Key takeaways from the public event include:

Patient Safety & Quality

In recent years, the US health system has seen overall patient safety improve as a result of financial incentives and investments in quality improvement of providers in the field. Making the case for the transition to the coordination of care with private payers, Dr. Conway noted how the Pioneer ACO Model has outperformed Medicare fee-for-service in clinical quality and patient experience, all while experiencing only 0.3% growth. Dr. Conway noted the success that has already been achieved in improving quality at a lower cost through the alignment of provider incentives.

Standardization of Data & Measurement

In moving forward with APMs, enhancing and standardizing data for quality and resource use is an essential component for both providers and beneficiaries. Streamlining the current quality programs into one, outcomes-based comprehensive program was discussed as essential for provider engagement. Having a single, uniform national data set that is used by both the public and private sectors incentivizes providers to participate in alternative payment methods by focusing on patient-centered outcome measures they are only required to report once. Directly linking these measurements of quality and value to payment can transform the current paradigm to a system of payment and care that works. By structuring quality measures to be patient- and outcomes- focused, we will be able to provide data that is meaningful to both providers and consumers.

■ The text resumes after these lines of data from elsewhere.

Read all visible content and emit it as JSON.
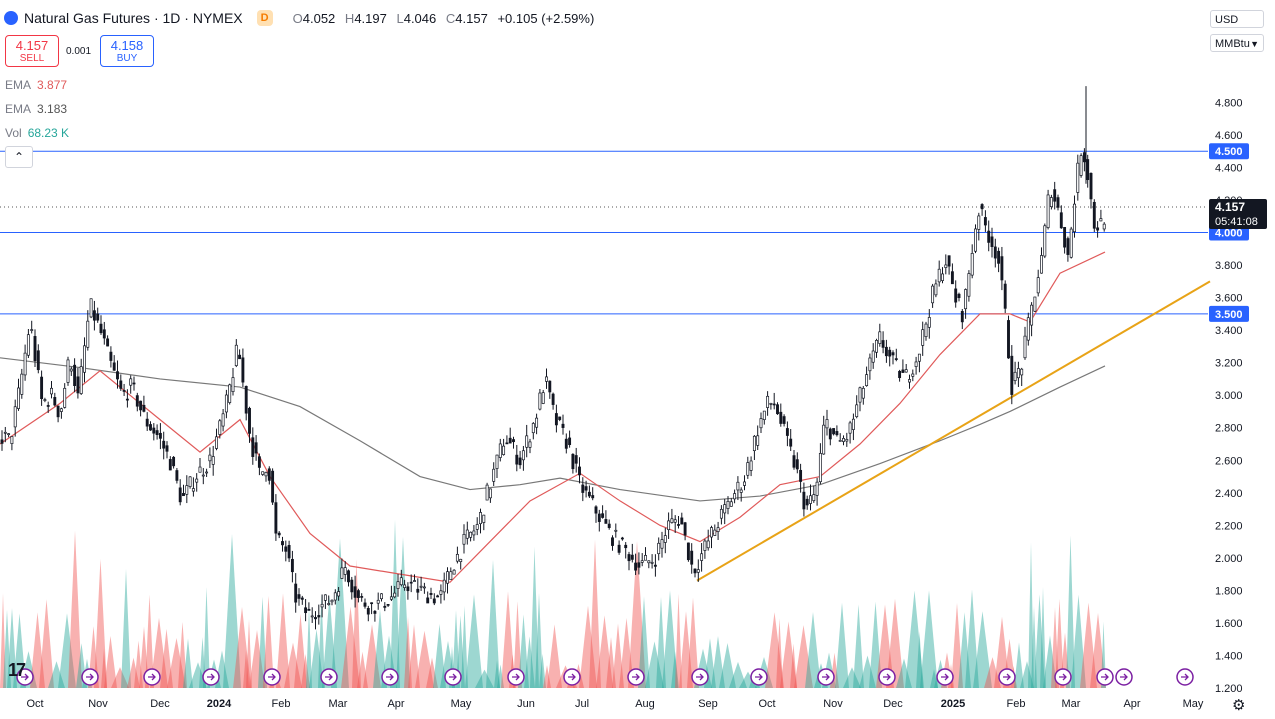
{
  "header": {
    "title": "Natural Gas Futures · 1D · NYMEX",
    "badge": "D",
    "o_label": "O",
    "o_value": "4.052",
    "h_label": "H",
    "h_value": "4.197",
    "l_label": "L",
    "l_value": "4.046",
    "c_label": "C",
    "c_value": "4.157",
    "change": "+0.105 (+2.59%)"
  },
  "trade": {
    "sell_price": "4.157",
    "sell_label": "SELL",
    "spread": "0.001",
    "buy_price": "4.158",
    "buy_label": "BUY"
  },
  "indicators": {
    "ema1_label": "EMA",
    "ema1_value": "3.877",
    "ema2_label": "EMA",
    "ema2_value": "3.183",
    "vol_label": "Vol",
    "vol_value": "68.23 K",
    "collapse_icon": "chevron-up-icon"
  },
  "axis_controls": {
    "currency": "USD",
    "unit": "MMBtu"
  },
  "colors": {
    "up": "#131722",
    "down": "#131722",
    "ema_fast": "#e05a5a",
    "ema_slow": "#787878",
    "trend": "#e8a317",
    "hline": "#2962ff",
    "vol_up": "#26a69a",
    "vol_down": "#ef5350"
  },
  "chart_data": {
    "type": "candlestick",
    "ylim": [
      1.2,
      4.95
    ],
    "y_ticks": [
      "4.800",
      "4.600",
      "4.400",
      "4.200",
      "4.000",
      "3.800",
      "3.600",
      "3.400",
      "3.200",
      "3.000",
      "2.800",
      "2.600",
      "2.400",
      "2.200",
      "2.000",
      "1.800",
      "1.600",
      "1.400",
      "1.200"
    ],
    "x_labels": [
      "Oct",
      "Nov",
      "Dec",
      "2024",
      "Feb",
      "Mar",
      "Apr",
      "May",
      "Jun",
      "Jul",
      "Aug",
      "Sep",
      "Oct",
      "Nov",
      "Dec",
      "2025",
      "Feb",
      "Mar",
      "Apr",
      "May"
    ],
    "last_price": "4.157",
    "countdown": "05:41:08",
    "horizontal_levels": [
      {
        "value": 4.5,
        "label": "4.500"
      },
      {
        "value": 4.0,
        "label": "4.000"
      },
      {
        "value": 3.5,
        "label": "3.500"
      }
    ],
    "anchors": [
      [
        0,
        2.75
      ],
      [
        10,
        2.72
      ],
      [
        20,
        3.05
      ],
      [
        30,
        3.45
      ],
      [
        42,
        2.95
      ],
      [
        52,
        3.0
      ],
      [
        60,
        2.88
      ],
      [
        70,
        3.25
      ],
      [
        78,
        2.98
      ],
      [
        90,
        3.55
      ],
      [
        100,
        3.4
      ],
      [
        110,
        3.2
      ],
      [
        122,
        3.0
      ],
      [
        132,
        3.05
      ],
      [
        145,
        2.85
      ],
      [
        158,
        2.75
      ],
      [
        170,
        2.6
      ],
      [
        182,
        2.35
      ],
      [
        195,
        2.5
      ],
      [
        210,
        2.6
      ],
      [
        225,
        2.9
      ],
      [
        238,
        3.3
      ],
      [
        250,
        2.75
      ],
      [
        260,
        2.5
      ],
      [
        268,
        2.6
      ],
      [
        276,
        2.12
      ],
      [
        286,
        2.05
      ],
      [
        296,
        1.75
      ],
      [
        308,
        1.65
      ],
      [
        320,
        1.7
      ],
      [
        332,
        1.75
      ],
      [
        345,
        1.95
      ],
      [
        358,
        1.75
      ],
      [
        372,
        1.7
      ],
      [
        390,
        1.75
      ],
      [
        405,
        1.85
      ],
      [
        420,
        1.8
      ],
      [
        440,
        1.75
      ],
      [
        452,
        1.95
      ],
      [
        465,
        2.1
      ],
      [
        478,
        2.2
      ],
      [
        490,
        2.45
      ],
      [
        505,
        2.75
      ],
      [
        520,
        2.6
      ],
      [
        535,
        2.85
      ],
      [
        545,
        3.1
      ],
      [
        555,
        2.85
      ],
      [
        568,
        2.7
      ],
      [
        580,
        2.45
      ],
      [
        595,
        2.3
      ],
      [
        610,
        2.15
      ],
      [
        625,
        2.05
      ],
      [
        640,
        1.95
      ],
      [
        655,
        2.0
      ],
      [
        668,
        2.2
      ],
      [
        680,
        2.25
      ],
      [
        693,
        1.92
      ],
      [
        700,
        2.0
      ],
      [
        712,
        2.15
      ],
      [
        730,
        2.35
      ],
      [
        745,
        2.5
      ],
      [
        758,
        2.8
      ],
      [
        768,
        2.95
      ],
      [
        775,
        2.95
      ],
      [
        785,
        2.75
      ],
      [
        796,
        2.55
      ],
      [
        806,
        2.3
      ],
      [
        816,
        2.4
      ],
      [
        825,
        2.85
      ],
      [
        838,
        2.7
      ],
      [
        848,
        2.75
      ],
      [
        858,
        2.95
      ],
      [
        868,
        3.15
      ],
      [
        880,
        3.35
      ],
      [
        892,
        3.2
      ],
      [
        905,
        3.1
      ],
      [
        918,
        3.25
      ],
      [
        932,
        3.6
      ],
      [
        945,
        3.85
      ],
      [
        955,
        3.6
      ],
      [
        963,
        3.5
      ],
      [
        970,
        3.8
      ],
      [
        978,
        4.15
      ],
      [
        988,
        4.0
      ],
      [
        998,
        3.85
      ],
      [
        1005,
        3.5
      ],
      [
        1012,
        3.05
      ],
      [
        1022,
        3.2
      ],
      [
        1032,
        3.55
      ],
      [
        1042,
        3.85
      ],
      [
        1050,
        4.3
      ],
      [
        1060,
        4.1
      ],
      [
        1068,
        3.85
      ],
      [
        1076,
        4.3
      ],
      [
        1082,
        4.55
      ],
      [
        1088,
        4.35
      ],
      [
        1094,
        4.05
      ],
      [
        1102,
        4.05
      ],
      [
        1107,
        4.16
      ]
    ],
    "ema_fast_anchors": [
      [
        0,
        2.7
      ],
      [
        60,
        2.95
      ],
      [
        100,
        3.15
      ],
      [
        160,
        2.85
      ],
      [
        200,
        2.65
      ],
      [
        240,
        2.85
      ],
      [
        270,
        2.5
      ],
      [
        310,
        2.15
      ],
      [
        350,
        1.95
      ],
      [
        400,
        1.9
      ],
      [
        450,
        1.85
      ],
      [
        490,
        2.1
      ],
      [
        530,
        2.35
      ],
      [
        580,
        2.52
      ],
      [
        620,
        2.35
      ],
      [
        660,
        2.2
      ],
      [
        700,
        2.1
      ],
      [
        740,
        2.25
      ],
      [
        780,
        2.45
      ],
      [
        820,
        2.5
      ],
      [
        860,
        2.7
      ],
      [
        900,
        2.95
      ],
      [
        940,
        3.25
      ],
      [
        980,
        3.5
      ],
      [
        1010,
        3.5
      ],
      [
        1030,
        3.45
      ],
      [
        1060,
        3.75
      ],
      [
        1105,
        3.88
      ]
    ],
    "ema_slow_anchors": [
      [
        0,
        3.23
      ],
      [
        80,
        3.17
      ],
      [
        160,
        3.1
      ],
      [
        240,
        3.05
      ],
      [
        300,
        2.93
      ],
      [
        360,
        2.72
      ],
      [
        420,
        2.5
      ],
      [
        470,
        2.42
      ],
      [
        520,
        2.45
      ],
      [
        560,
        2.49
      ],
      [
        620,
        2.42
      ],
      [
        700,
        2.35
      ],
      [
        760,
        2.38
      ],
      [
        820,
        2.45
      ],
      [
        880,
        2.58
      ],
      [
        940,
        2.72
      ],
      [
        980,
        2.82
      ],
      [
        1010,
        2.9
      ],
      [
        1060,
        3.05
      ],
      [
        1105,
        3.18
      ]
    ],
    "trend_line": [
      [
        697,
        1.86
      ],
      [
        1210,
        3.7
      ]
    ],
    "events": [
      25,
      90,
      152,
      211,
      272,
      329,
      390,
      453,
      516,
      572,
      636,
      700,
      759,
      826,
      887,
      945,
      1007,
      1063,
      1105,
      1124,
      1185
    ],
    "volume_range": [
      1.3,
      2.25
    ]
  }
}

New Alternative Payment Mechanisms

Although it was noted throughout the discussion that tremendous work has already been accomplished in moving towards a more integrated, high quality, patient-centered system, participants emphasized that we already need to be looking to the next generation of APMs, including ACOs. As we navigate the changing environment of healthcare delivery and payment, there must be a continued focus on improving overall health and well-being while also improving the experience of beneficiaries and providers, and doing so at a lower overall cost. Harmonizing our quality measures to incorporate patient goals of care will help transform our system to one that is based on quality and value, while transparency of data will help drive informed consumer choice and provider involvement. With this in mind, it is integral to set realistic goals while actively thinking of the next generation of population- based APMs. The ability to incorporate the diversity of clinical medicine and integrate specialties more fully into delivery system reform will be a necessary building block to successfully engaging the provider community. We must ensure that future models integrate a wider range of physicians, particularly specialists and providers in rural areas, to have opportunities within these new mechanisms.

Next Steps

BPC’s Health Project is committed to developing realistic recommendations in navigating the next generation of alternative payment mechanisms and delivery system reform. Last week’s conversation continued the discussion on how policymakers and stakeholders can lead the way in empowering and encouraging providers to choose value based on quality and cost. By aligning the federal government, stakeholders, and providers in committing to meaningful payment reform, we can move forward in transforming our health care delivery system.

In the coming months, the BPC Health Project will release a series of white papers following our discussions intended to inform on the challenges and policy options for meaningful healthcare payment reform. We welcome guidance from stakeholders and policymakers as we continue our work in transitioning from volume to more value-based care.